La campagne municipale à Bordeaux a connu un coup de théâtre mardi 17 mars en fin de journée : Philippe Dessertine, économiste et candidat sans étiquette arrivé troisième au premier tour, a annoncé qu’il ne déposerait pas de liste pour le second tour. Ce retrait ouvre la voie à un duel direct, dimanche 22 mars, entre le maire écologiste sortant Pierre Hurmic et le député Renaissance Thomas Cazenave.
Un retrait inattendu qui rebattre les cartes
Selon les informations rendues publiques mardi soir, Philippe Dessertine — qui avait déclaré lundi au journal Sud‑Ouest vouloir « transformer l’essai » au second tour — n’a finalement pas franchi l’étape administrative du dépôt de liste. L’annonce, faite à la surprise générale, intervient deux jours après le premier tour, tenu dimanche 15 mars.

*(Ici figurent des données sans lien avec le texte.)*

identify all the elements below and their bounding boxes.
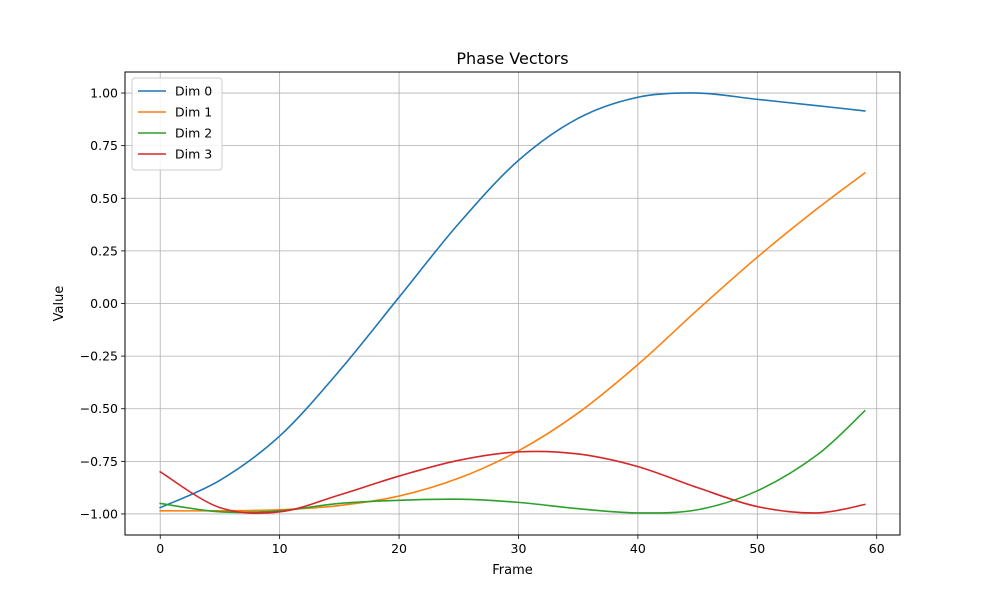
x-tick-label: 60 [869,541,885,556]
y-tick-label: 1.00 [90,86,118,101]
legend-label: Dim 2 [175,126,212,141]
legend-label: Dim 3 [175,147,212,162]
x-tick-label: 0 [156,541,164,556]
x-tick-label: 40 [630,541,646,556]
x-tick-label: 50 [749,541,765,556]
y-tick-label: 0.25 [90,243,118,258]
y-tick-label: −0.25 [80,349,118,364]
y-tick-label: −0.75 [80,454,118,469]
chart-title: Phase Vectors [456,49,568,68]
y-tick-label: 0.75 [90,138,118,153]
legend-box [131,77,223,171]
series-line-2 [159,409,866,514]
x-axis-label: Frame [492,563,533,578]
y-tick-label: 0.00 [90,296,118,311]
x-axis: 0 10 20 30 40 50 60 [156,535,885,556]
series-line-0 [159,92,866,509]
legend-label: Dim 0 [175,84,212,99]
y-tick-label: −0.50 [80,401,118,416]
legend: Dim 0 Dim 1 Dim 2 Dim 3 [131,77,223,171]
grid [125,72,900,535]
x-tick-label: 20 [391,541,407,556]
x-tick-label: 30 [511,541,527,556]
series-lines [159,92,866,514]
x-tick-label: 10 [272,541,288,556]
y-tick-label: −1.00 [80,506,118,521]
y-axis: −1.00 −0.75 −0.50 −0.25 0.00 0.25 0.50 0.75 1.00 [80,86,125,521]
y-tick-label: 0.50 [90,191,118,206]
legend-label: Dim 1 [175,105,212,120]
series-line-3 [159,450,866,514]
y-axis-label: Value [52,286,67,322]
series-line-1 [159,171,866,512]
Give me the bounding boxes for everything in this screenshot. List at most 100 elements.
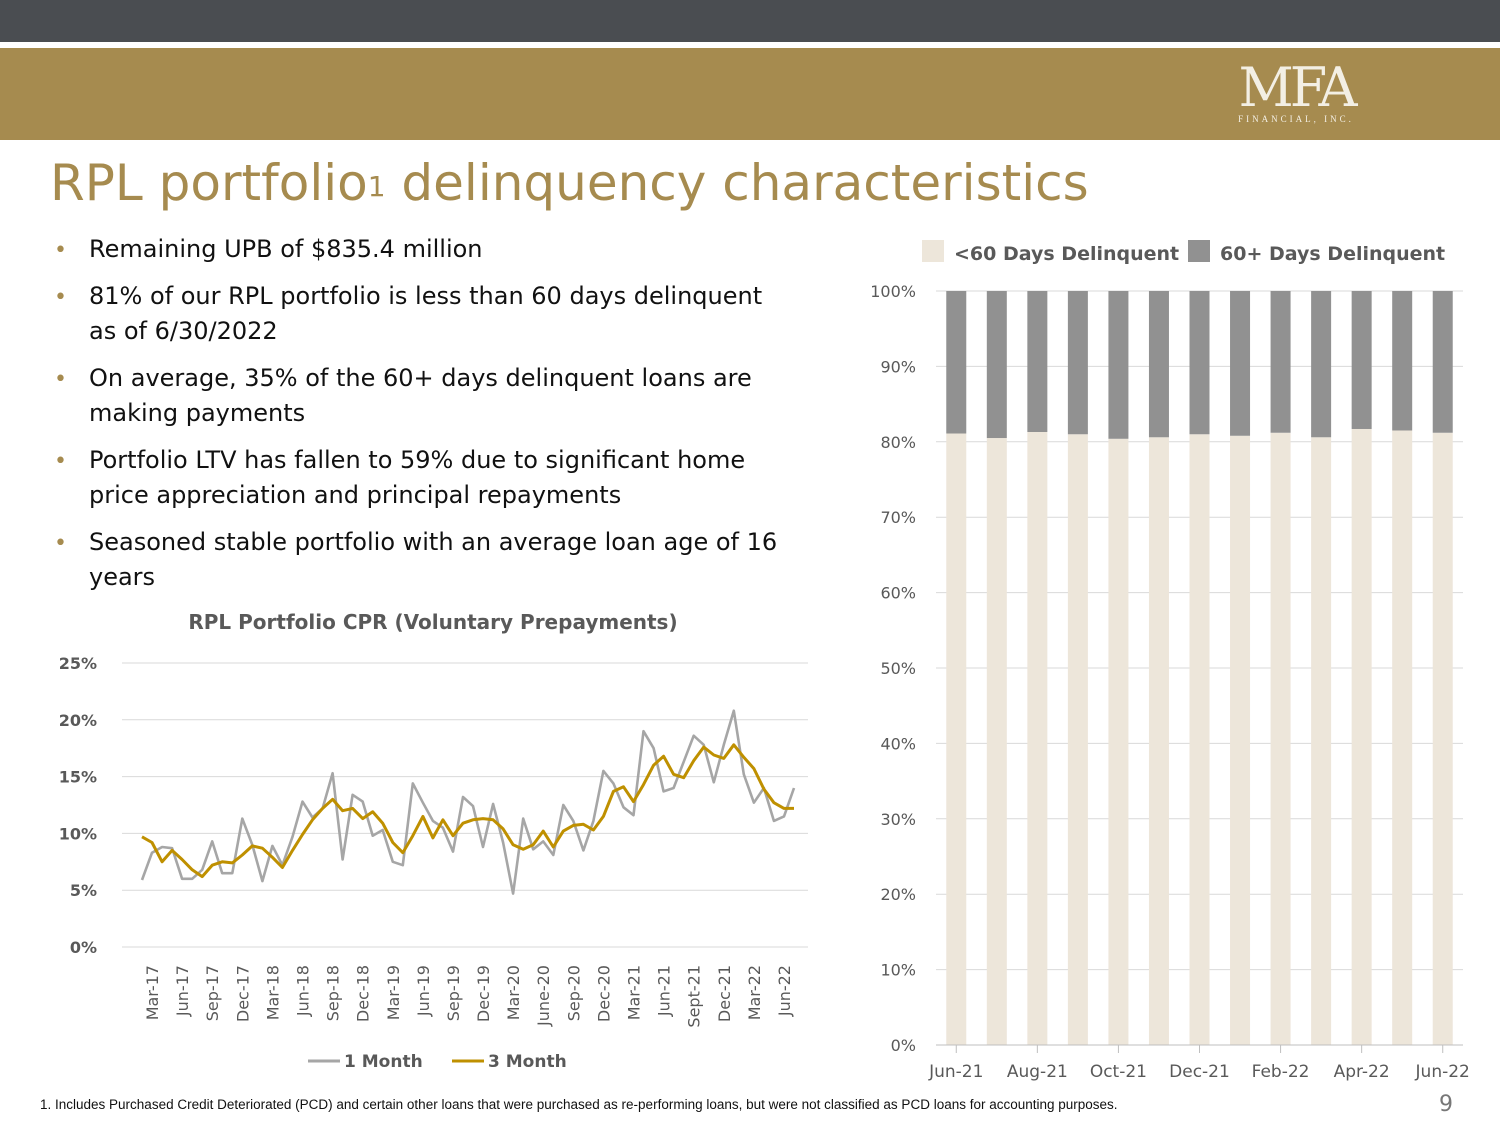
bullet-text: Remaining UPB of $835.4 million xyxy=(89,235,483,263)
x-tick-label: Apr-22 xyxy=(1334,1062,1390,1082)
bullet-item: • Seasoned stable portfolio with an avera… xyxy=(54,525,794,595)
x-tick-label: Dec-19 xyxy=(474,965,493,1022)
legend-swatch-gt60 xyxy=(1188,240,1210,262)
series-line-1-month xyxy=(140,709,796,895)
bar-gt60 xyxy=(1148,291,1169,438)
x-tick-label: Jun-21 xyxy=(928,1062,983,1082)
x-tick-label: Feb-22 xyxy=(1252,1062,1310,1082)
page-number: 9 xyxy=(1439,1092,1453,1117)
bar-lt60 xyxy=(1027,431,1048,1045)
y-tick-label: 10% xyxy=(59,824,97,843)
y-tick-label: 10% xyxy=(880,961,916,980)
bullet-dot-icon: • xyxy=(54,531,67,556)
header-divider xyxy=(0,42,1500,48)
y-tick-label: 70% xyxy=(880,508,916,527)
logo-mark: MFA xyxy=(1238,56,1357,119)
x-tick-label: Jun-19 xyxy=(414,965,433,1017)
y-tick-label: 40% xyxy=(880,734,916,753)
bar-lt60 xyxy=(1067,434,1088,1045)
x-tick-label: Mar-21 xyxy=(625,965,644,1020)
bullet-dot-icon: • xyxy=(54,367,67,392)
y-tick-label: 60% xyxy=(880,584,916,603)
x-tick-label: Sept-21 xyxy=(685,965,704,1028)
x-tick-label: Sep-20 xyxy=(564,965,583,1021)
x-tick-label: Sep-19 xyxy=(444,965,463,1021)
legend-label-3-month: 3 Month xyxy=(488,1052,567,1072)
title-main: RPL portfolio xyxy=(50,154,368,212)
slide-title: RPL portfolio1 delinquency characteristi… xyxy=(50,150,1089,216)
cpr-line-chart: RPL Portfolio CPR (Voluntary Prepayments… xyxy=(59,610,808,1072)
x-tick-label: Aug-21 xyxy=(1007,1062,1068,1082)
bar-lt60 xyxy=(1108,438,1129,1045)
x-tick-label: Jun-17 xyxy=(173,965,192,1017)
bar-gt60 xyxy=(1189,291,1210,435)
bullet-item: • Remaining UPB of $835.4 million xyxy=(54,232,794,267)
bullet-item: • 81% of our RPL portfolio is less than 6… xyxy=(54,279,794,349)
bar-gt60 xyxy=(986,291,1007,439)
y-tick-label: 90% xyxy=(880,357,916,376)
bar-lt60 xyxy=(986,438,1007,1045)
delinquency-bar-chart: <60 Days Delinquent 60+ Days Delinquent 0%… xyxy=(870,240,1470,1082)
footnote: 1. Includes Purchased Credit Deteriorate… xyxy=(40,1097,1118,1112)
y-tick-label: 0% xyxy=(70,938,97,957)
x-tick-label: Dec-17 xyxy=(233,965,252,1022)
title-footnote-marker: 1 xyxy=(367,170,386,203)
logo-subtitle: FINANCIAL, INC. xyxy=(1238,114,1354,124)
x-tick-label: Sep-18 xyxy=(324,965,343,1021)
bullet-dot-icon: • xyxy=(54,449,67,474)
y-tick-label: 80% xyxy=(880,433,916,452)
legend-label-lt60: <60 Days Delinquent xyxy=(954,243,1179,265)
bar-gt60 xyxy=(1067,291,1088,435)
x-tick-label: Mar-17 xyxy=(143,965,162,1020)
header-band xyxy=(0,48,1500,140)
bar-gt60 xyxy=(1392,291,1413,431)
chart-title: RPL Portfolio CPR (Voluntary Prepayments… xyxy=(188,610,677,634)
x-tick-label: Mar-18 xyxy=(263,965,282,1020)
series-line-3-month xyxy=(141,743,794,879)
bar-lt60 xyxy=(946,433,967,1045)
y-tick-label: 0% xyxy=(891,1036,916,1055)
x-tick-label: Dec-21 xyxy=(715,965,734,1022)
y-tick-label: 20% xyxy=(880,885,916,904)
legend-swatch-lt60 xyxy=(922,240,944,262)
bullet-text: 81% of our RPL portfolio is less than 60… xyxy=(89,282,763,345)
bar-gt60 xyxy=(1230,291,1251,436)
y-tick-label: 50% xyxy=(880,659,916,678)
legend-label-gt60: 60+ Days Delinquent xyxy=(1220,243,1445,265)
bullet-dot-icon: • xyxy=(54,285,67,310)
x-tick-label: Dec-18 xyxy=(354,965,373,1022)
x-tick-label: Jun-22 xyxy=(1415,1062,1470,1082)
x-tick-label: Mar-19 xyxy=(384,965,403,1020)
title-rest: delinquency characteristics xyxy=(385,154,1089,212)
bullet-item: • On average, 35% of the 60+ days delinqu… xyxy=(54,361,794,431)
bar-gt60 xyxy=(1432,291,1453,433)
bar-gt60 xyxy=(1351,291,1372,429)
bar-lt60 xyxy=(1148,437,1169,1045)
legend-label-1-month: 1 Month xyxy=(344,1052,423,1072)
bar-lt60 xyxy=(1432,432,1453,1045)
y-tick-label: 100% xyxy=(870,282,916,301)
y-tick-label: 5% xyxy=(70,881,97,900)
bar-lt60 xyxy=(1351,428,1372,1045)
bar-gt60 xyxy=(946,291,967,434)
bullet-text: Portfolio LTV has fallen to 59% due to s… xyxy=(89,446,746,509)
y-tick-label: 30% xyxy=(880,810,916,829)
bar-gt60 xyxy=(1270,291,1291,433)
bar-gt60 xyxy=(1108,291,1129,439)
y-tick-label: 15% xyxy=(59,768,97,787)
x-tick-label: Mar-20 xyxy=(504,965,523,1020)
bullet-item: • Portfolio LTV has fallen to 59% due to … xyxy=(54,443,794,513)
bullet-text: Seasoned stable portfolio with an averag… xyxy=(89,528,778,591)
bar-lt60 xyxy=(1311,437,1332,1045)
bar-lt60 xyxy=(1392,430,1413,1045)
y-tick-label: 25% xyxy=(59,654,97,673)
bullet-list: • Remaining UPB of $835.4 million • 81% of… xyxy=(54,232,794,607)
x-tick-label: Dec-20 xyxy=(594,965,613,1022)
x-tick-label: Mar-22 xyxy=(745,965,764,1020)
bar-lt60 xyxy=(1270,432,1291,1045)
bar-gt60 xyxy=(1311,291,1332,438)
x-tick-label: Jun-18 xyxy=(293,965,312,1017)
x-tick-label: Jun-21 xyxy=(655,965,674,1017)
top-dark-bar xyxy=(0,0,1500,42)
bar-gt60 xyxy=(1027,291,1048,432)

Conséquence immédiate : la configuration du second tour se simplifie pour la droite et le centre. Thomas Cazenave, qui avait obtenu 25,58 % des suffrages le 15 mars, se retrouve désormais seul pour porter l’alternative à la gauche et aux écologistes face à Pierre Hurmic. Le retrait de Dessertine rend plus lisible le duel, mais ne garantit rien sur l’arbitrage des électeurs qui s’étaient portés sur la candidature de l’économiste.

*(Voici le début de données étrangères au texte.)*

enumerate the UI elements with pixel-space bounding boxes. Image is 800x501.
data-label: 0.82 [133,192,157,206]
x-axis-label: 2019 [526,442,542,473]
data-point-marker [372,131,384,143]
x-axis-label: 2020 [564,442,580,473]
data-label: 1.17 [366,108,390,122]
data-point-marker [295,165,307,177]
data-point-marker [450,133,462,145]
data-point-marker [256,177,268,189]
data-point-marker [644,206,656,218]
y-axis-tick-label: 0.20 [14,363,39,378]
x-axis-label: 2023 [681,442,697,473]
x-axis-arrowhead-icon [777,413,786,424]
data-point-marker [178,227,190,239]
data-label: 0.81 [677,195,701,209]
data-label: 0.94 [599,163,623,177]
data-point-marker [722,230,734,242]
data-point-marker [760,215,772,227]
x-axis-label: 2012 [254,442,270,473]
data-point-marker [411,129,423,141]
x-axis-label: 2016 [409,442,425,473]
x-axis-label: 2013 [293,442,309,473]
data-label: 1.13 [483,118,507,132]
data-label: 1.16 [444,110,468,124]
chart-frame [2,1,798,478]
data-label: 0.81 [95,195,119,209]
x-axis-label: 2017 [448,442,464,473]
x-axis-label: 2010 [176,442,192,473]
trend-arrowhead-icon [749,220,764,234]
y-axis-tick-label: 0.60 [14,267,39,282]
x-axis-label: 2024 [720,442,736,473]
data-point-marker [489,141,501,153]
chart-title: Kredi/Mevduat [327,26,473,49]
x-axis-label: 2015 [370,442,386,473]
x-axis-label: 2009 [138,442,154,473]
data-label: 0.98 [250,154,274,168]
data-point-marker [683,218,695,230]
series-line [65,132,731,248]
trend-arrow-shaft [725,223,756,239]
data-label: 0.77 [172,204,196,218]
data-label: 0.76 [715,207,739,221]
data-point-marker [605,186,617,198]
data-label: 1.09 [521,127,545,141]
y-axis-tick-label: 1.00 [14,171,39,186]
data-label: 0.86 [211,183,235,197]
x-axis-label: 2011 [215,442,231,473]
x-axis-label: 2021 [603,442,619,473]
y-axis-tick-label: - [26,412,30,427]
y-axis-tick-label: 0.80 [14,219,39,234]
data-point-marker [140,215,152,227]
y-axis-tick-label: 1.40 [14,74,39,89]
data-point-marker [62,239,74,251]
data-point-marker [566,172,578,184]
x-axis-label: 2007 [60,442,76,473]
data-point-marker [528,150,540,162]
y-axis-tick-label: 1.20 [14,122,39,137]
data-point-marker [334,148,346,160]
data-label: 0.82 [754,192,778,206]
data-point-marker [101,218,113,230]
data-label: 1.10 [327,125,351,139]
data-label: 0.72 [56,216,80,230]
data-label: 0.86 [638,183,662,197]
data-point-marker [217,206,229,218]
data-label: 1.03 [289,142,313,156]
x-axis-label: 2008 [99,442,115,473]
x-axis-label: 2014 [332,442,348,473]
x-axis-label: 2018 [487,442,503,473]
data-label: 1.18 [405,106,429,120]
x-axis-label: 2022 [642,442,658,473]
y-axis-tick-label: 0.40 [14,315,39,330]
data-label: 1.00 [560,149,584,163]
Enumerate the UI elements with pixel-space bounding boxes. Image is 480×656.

Les chiffres du premier tour et leurs enseignements
Le premier tour a donné des indications précises sur la géographie électorale de la ville. Pierre Hurmic, soutenu par le Parti socialiste (PS), le Parti communiste, Génération.s, Nouvelle Donne et Place publique, a recueilli 27,70 % des voix le 15 mars. Thomas Cazenave suit de près avec 25,58 %.
Le scrutin a mis en lumière une forte mobilisation des électeurs de droite, particulièrement dans les quartiers aisés de Bordeaux, et une participation plus faible dans plusieurs bureaux traditionnellement favorables à la gauche. C’est cette faible participation, et non l’absence d’alliances formelles, qui explique en partie le score serré du maire sortant.
Ce que change le retrait de Philippe Dessertine
Sur le plan strictement arithmétique, la disparition d’un troisième candidat permet de concentrer les oppositions sur deux camps au second tour. Pour Thomas Cazenave, député de la Gironde et ancien ministre chargé des comptes publics, cette nouvelle donne améliore ses perspectives à court terme : il apparaît désormais comme le principal rival de l’édile écologiste.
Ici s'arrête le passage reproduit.